Theoretically, just theoretically, let's just imagine that it is a fabulous idea for you to marry your wife's stepmother. Even if it were the greatest idea in the world, it would still be unusual enough that you would want to think about it, so you would be able to explain it to others, and you would want to find out what unexplored motives you might have and what unforeseen effects it might have on others.
So whether it is a good idea or a bad idea, you need to get some help figuring out why you want to do it.
But I think, personally, that it's not such a good idea. I think, frankly, that it would have a terrible effect on your wife. I mean, you talk about "Trish's" husband dying. To you he's Trish's husband. To your wife, he's her father. That's your wife's father who's dying. And she apparently feels that Trish has come between her and her father. So now that her father is dying, and she might like to be closer to him, what would it be like for her to discover that her husband has taken up with her father's wife?
It would not be a good thing, let's just put it that way.
So I really think you should just put this on ice, whatever it is and wherever it comes from, just freeze it.
You say you're no longer in love with your wife. But did the love just go away? Or is there a story behind that? Is it possible that deep down you are angry with her and want to hurt her?
Because this would be a great way to do that, if that's what you want to do. This would be a great way to hurt your wife and keep hurting her.

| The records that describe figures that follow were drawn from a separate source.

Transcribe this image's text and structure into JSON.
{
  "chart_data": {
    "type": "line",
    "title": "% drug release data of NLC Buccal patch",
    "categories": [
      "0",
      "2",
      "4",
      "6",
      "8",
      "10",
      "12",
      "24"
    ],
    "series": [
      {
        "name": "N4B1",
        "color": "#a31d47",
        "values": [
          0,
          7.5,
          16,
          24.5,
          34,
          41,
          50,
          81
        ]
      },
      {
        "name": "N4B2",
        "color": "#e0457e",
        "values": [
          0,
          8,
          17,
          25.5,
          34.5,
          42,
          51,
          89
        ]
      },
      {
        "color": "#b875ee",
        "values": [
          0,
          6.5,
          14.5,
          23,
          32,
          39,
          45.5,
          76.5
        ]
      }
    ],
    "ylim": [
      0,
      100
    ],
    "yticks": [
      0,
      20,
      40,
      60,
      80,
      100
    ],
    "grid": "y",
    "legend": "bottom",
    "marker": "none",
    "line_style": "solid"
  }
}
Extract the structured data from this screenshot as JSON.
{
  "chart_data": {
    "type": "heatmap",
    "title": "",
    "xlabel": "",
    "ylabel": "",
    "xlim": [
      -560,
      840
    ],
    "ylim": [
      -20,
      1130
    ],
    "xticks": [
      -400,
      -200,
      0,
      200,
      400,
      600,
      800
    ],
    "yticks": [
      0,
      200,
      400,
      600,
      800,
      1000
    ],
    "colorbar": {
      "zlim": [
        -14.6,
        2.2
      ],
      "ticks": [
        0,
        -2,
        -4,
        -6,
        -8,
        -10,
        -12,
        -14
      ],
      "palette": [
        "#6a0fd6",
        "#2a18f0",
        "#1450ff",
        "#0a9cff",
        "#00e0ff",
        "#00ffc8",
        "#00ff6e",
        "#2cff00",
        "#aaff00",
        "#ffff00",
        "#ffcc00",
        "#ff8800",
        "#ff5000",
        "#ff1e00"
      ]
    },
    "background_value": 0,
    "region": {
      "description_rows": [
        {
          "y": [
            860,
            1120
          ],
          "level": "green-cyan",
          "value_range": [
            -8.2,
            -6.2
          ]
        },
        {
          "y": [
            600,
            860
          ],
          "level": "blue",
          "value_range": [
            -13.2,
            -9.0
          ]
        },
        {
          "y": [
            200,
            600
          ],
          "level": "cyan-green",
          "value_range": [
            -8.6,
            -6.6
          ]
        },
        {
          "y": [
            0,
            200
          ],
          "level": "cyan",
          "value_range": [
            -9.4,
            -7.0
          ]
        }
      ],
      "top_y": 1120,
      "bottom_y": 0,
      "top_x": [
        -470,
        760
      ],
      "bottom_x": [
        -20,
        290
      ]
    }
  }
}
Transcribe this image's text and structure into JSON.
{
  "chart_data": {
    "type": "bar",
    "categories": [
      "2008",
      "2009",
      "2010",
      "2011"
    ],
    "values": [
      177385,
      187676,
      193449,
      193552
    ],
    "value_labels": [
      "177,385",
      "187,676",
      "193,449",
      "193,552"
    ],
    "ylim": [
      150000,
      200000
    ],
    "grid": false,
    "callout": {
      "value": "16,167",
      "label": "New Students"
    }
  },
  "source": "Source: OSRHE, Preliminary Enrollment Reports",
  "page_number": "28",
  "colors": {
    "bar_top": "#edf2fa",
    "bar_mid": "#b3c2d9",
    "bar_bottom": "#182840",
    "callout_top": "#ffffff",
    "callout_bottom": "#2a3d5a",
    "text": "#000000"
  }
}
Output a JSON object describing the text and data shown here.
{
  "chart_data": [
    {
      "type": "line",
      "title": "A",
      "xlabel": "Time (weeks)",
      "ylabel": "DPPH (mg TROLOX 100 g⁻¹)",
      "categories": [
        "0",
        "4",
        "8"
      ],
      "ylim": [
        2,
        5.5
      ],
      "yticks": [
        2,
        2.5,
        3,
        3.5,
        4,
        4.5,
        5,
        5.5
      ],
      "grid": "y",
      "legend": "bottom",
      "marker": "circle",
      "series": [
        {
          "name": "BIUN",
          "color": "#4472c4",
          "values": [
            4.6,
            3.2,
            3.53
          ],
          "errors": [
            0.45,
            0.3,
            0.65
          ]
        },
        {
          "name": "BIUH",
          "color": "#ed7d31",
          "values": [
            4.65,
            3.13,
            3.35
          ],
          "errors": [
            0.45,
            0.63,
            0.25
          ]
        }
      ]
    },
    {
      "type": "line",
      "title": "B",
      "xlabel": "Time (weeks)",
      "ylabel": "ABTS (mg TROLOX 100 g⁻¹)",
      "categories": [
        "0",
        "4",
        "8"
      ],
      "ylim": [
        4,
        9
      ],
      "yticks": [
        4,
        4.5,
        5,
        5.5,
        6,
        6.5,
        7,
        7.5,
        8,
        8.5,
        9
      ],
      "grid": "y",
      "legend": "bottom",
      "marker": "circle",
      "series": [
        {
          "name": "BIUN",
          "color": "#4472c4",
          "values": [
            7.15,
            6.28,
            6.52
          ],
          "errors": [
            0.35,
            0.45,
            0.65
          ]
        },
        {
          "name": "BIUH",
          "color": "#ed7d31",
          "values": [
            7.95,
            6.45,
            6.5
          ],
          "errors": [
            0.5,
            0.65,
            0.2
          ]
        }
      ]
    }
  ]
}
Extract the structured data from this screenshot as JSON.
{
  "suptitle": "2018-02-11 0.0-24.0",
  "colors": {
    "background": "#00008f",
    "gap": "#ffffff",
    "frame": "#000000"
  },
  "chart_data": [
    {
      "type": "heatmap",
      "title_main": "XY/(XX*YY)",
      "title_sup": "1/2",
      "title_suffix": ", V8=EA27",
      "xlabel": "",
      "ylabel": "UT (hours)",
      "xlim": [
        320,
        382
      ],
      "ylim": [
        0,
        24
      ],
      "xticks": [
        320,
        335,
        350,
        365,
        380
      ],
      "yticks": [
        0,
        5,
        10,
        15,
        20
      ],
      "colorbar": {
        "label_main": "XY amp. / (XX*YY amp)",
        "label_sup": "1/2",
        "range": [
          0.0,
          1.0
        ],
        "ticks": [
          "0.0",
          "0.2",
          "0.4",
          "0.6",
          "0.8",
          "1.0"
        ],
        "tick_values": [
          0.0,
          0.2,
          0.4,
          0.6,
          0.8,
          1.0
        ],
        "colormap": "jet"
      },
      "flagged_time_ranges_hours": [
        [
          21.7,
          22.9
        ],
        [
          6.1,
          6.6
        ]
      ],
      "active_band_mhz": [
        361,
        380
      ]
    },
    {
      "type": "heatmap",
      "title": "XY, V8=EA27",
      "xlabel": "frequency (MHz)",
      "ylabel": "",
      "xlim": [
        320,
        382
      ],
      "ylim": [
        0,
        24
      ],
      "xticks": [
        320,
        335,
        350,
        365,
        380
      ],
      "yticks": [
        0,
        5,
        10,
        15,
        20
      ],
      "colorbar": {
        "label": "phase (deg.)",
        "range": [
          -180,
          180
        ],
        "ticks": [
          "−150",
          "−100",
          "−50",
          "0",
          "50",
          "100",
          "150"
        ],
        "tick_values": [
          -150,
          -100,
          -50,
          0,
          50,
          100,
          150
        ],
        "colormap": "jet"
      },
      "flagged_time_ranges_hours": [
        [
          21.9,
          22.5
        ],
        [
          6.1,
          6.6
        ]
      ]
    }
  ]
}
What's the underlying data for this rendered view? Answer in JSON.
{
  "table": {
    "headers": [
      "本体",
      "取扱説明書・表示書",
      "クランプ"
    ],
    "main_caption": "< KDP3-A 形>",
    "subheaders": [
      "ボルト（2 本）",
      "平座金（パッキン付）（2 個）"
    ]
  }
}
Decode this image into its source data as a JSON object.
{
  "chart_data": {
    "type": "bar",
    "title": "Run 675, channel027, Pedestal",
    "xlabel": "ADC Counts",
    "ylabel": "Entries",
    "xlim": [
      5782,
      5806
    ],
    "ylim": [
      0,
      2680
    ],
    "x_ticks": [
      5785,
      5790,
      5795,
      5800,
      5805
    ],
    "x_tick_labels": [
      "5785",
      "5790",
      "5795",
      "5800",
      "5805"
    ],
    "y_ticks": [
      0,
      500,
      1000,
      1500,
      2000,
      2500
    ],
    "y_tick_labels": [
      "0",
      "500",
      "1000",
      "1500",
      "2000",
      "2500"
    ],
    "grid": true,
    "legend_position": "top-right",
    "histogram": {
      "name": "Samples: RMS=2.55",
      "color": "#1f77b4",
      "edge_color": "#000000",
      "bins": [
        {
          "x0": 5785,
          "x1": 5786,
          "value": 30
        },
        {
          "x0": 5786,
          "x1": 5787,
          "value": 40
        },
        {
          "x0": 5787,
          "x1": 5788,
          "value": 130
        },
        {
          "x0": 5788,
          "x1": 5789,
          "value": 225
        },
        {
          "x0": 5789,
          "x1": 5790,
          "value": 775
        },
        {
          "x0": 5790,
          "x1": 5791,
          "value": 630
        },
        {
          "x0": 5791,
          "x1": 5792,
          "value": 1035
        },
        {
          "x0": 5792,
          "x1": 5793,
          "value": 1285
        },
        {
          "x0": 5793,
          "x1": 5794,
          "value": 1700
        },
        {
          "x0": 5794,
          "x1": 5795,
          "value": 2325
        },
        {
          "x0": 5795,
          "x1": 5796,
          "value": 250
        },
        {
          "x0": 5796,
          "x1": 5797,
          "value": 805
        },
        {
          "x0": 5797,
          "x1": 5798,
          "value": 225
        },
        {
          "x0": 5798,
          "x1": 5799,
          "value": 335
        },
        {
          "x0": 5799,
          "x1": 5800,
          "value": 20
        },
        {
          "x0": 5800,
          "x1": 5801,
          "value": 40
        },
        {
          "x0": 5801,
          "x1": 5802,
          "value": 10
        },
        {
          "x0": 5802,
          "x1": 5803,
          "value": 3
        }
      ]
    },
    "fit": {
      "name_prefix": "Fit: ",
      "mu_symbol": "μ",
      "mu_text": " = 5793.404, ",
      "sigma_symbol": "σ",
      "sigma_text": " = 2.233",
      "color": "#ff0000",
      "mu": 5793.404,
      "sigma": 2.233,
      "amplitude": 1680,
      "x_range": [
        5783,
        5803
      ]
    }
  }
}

Your wife feels that her stepmother took her dad from her. And now, as you say, if you went through with this, it would be as if now this same woman is taking her husband from her. You would be repeating a primal injury to your wife.
So maybe that's what you want to do but don't realize it. Maybe you are so angry with her about something that you're not really aware of, that you want to do this devastating thing to her. Also, possibly, the stepmother is unwittingly acting out some revenge scenario of her own, maybe on her own husband, your wife's father, or maybe on the stepdaughter she maybe never wanted or always resented or felt she was competing with for the affections of her husband.
People do stuff like this. It's what's in all the heavy Greek tragedies and good movies. We don't realize what we're doing. Precisely because we can hurt people so grievously when we don't know what we're doing, it's our responsibility to know what we're doing. It's our responsibility to look at all the angles. Self-knowledge is not just a luxury. It's more a responsibility. It's like learning to drive right so you don't run people down.
So as you come down the hall, and stop at my desk, and ask me this complicated question, I just do what I always do, I write something on the card, hand you the card and say, Quit drinking. See a therapist.
And there's something in your breezy presentation that makes me wonder if you aren't missing a few things. This idea of moving out so no one would know ... that's a little optimistic. People would probably find out. And the idea that "The other complications, I feel, would be minor -- my own kids have 'Trish' as their step-grandmother, and she would then become their stepmother," well, such a change would probably not be minor to them.
You're probably a swell guy and all, but the reasons and implications for all these things need to be teased out.
So quit drinking and see a therapist.